A Victorian court has granted permission for a 12-year-old child to be prescribed treatment to block the onset of puberty, despite a hospital raising concerns that the father had not been consulted, and pointing to “ongoing uncertainty” about approvals for the treatment of children with gender dysphoria.
Judge Melinda Richards last week ruled that the mother’s consent alone is enough to allow the hospital to prescribe puberty blockers to the biologically male child, who first presented as a girl aged seven when she told her mother she was “no longer her son, she was her daughter”.
The child’s mother is supportive of the child taking puberty blockers, but the hospital raised concerns with the Victorian Supreme Court over whether they could do so without the father’s consent.

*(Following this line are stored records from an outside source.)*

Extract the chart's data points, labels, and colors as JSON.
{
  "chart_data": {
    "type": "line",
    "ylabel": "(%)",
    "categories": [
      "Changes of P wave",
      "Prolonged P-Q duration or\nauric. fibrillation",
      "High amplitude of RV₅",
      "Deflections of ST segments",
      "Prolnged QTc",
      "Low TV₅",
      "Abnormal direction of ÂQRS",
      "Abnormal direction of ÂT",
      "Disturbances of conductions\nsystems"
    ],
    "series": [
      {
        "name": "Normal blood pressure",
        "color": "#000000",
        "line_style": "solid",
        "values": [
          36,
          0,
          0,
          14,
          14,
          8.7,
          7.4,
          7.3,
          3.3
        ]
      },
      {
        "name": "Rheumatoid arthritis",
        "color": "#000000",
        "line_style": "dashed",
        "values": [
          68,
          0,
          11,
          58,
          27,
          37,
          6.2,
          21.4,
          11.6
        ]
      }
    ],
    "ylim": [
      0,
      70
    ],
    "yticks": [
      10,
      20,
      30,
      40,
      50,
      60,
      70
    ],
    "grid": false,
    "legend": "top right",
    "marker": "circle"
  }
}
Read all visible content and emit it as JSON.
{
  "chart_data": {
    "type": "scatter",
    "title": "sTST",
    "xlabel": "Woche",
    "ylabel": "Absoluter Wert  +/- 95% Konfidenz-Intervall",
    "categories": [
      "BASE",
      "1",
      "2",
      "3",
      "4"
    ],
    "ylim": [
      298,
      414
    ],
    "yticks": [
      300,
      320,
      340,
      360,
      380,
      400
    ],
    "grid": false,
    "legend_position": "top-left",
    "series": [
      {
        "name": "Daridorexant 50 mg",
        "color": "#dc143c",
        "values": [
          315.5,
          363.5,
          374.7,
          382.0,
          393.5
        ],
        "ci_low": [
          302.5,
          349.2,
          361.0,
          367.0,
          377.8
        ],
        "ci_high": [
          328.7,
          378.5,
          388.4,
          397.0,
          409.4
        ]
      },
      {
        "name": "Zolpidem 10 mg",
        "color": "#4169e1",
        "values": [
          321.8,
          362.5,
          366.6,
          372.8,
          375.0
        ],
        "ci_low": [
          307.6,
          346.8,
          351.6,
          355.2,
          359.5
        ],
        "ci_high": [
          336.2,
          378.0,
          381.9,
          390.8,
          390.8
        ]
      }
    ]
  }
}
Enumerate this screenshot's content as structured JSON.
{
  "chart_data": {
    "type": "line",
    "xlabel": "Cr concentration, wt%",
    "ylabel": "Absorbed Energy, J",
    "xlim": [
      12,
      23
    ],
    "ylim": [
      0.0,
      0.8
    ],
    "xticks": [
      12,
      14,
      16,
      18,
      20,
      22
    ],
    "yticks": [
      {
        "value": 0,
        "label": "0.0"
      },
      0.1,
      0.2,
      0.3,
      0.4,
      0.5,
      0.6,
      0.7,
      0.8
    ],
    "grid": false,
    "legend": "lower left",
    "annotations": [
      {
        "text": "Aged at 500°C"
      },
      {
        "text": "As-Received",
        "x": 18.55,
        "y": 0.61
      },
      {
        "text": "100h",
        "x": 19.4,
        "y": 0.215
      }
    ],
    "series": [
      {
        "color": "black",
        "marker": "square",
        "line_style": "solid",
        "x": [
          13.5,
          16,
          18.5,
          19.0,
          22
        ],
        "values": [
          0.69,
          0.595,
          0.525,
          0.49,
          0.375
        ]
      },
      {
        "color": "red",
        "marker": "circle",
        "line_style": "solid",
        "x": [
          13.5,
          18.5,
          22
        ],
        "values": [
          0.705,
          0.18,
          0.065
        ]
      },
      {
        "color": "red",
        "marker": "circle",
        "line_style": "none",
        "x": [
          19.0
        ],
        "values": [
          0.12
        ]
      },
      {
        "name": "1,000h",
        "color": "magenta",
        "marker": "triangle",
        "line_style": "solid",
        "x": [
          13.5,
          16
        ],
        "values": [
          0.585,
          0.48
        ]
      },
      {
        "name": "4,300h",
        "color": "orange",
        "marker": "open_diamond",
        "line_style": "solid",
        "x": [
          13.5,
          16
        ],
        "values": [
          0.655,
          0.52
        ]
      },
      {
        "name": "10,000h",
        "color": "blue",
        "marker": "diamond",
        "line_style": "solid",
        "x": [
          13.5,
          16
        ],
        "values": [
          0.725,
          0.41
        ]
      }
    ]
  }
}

The court heard the father had not been involved in the child’s life since she was one year old. Around that time, the mother took out a family violence intervention order against the father for a one-year period.
The case comes as the Family Court continues to grapple with the complexities of gender identity, especially in the context of children, medication and surgery.
The Australian has been following a complex matter in the Federal Circuit and Family Court in which the parents differ on whether their eldest child should be prescribed with cross-sex hormones.
In a separate matter, a judge determined a father’s refusal to conform with traditional gender norms left his three children “confused” and encouraged them to “question their gender identity” after they all began identifying as non-binary, ruling the two youngest children would not be permitted to see their father for an extended period.
In another case, the mother of a 13-year-old with gender dysphoria abruptly withdrew an application seeking a Family Court order to allow the child to take puberty blockers after trying to have the independent children’s lawyer assigned to the matter thrown off the case.
All Family Court judges were last year presented with a legal paper from a top barrister arguing the court must reassess how scientific advancements should apply to the family law system.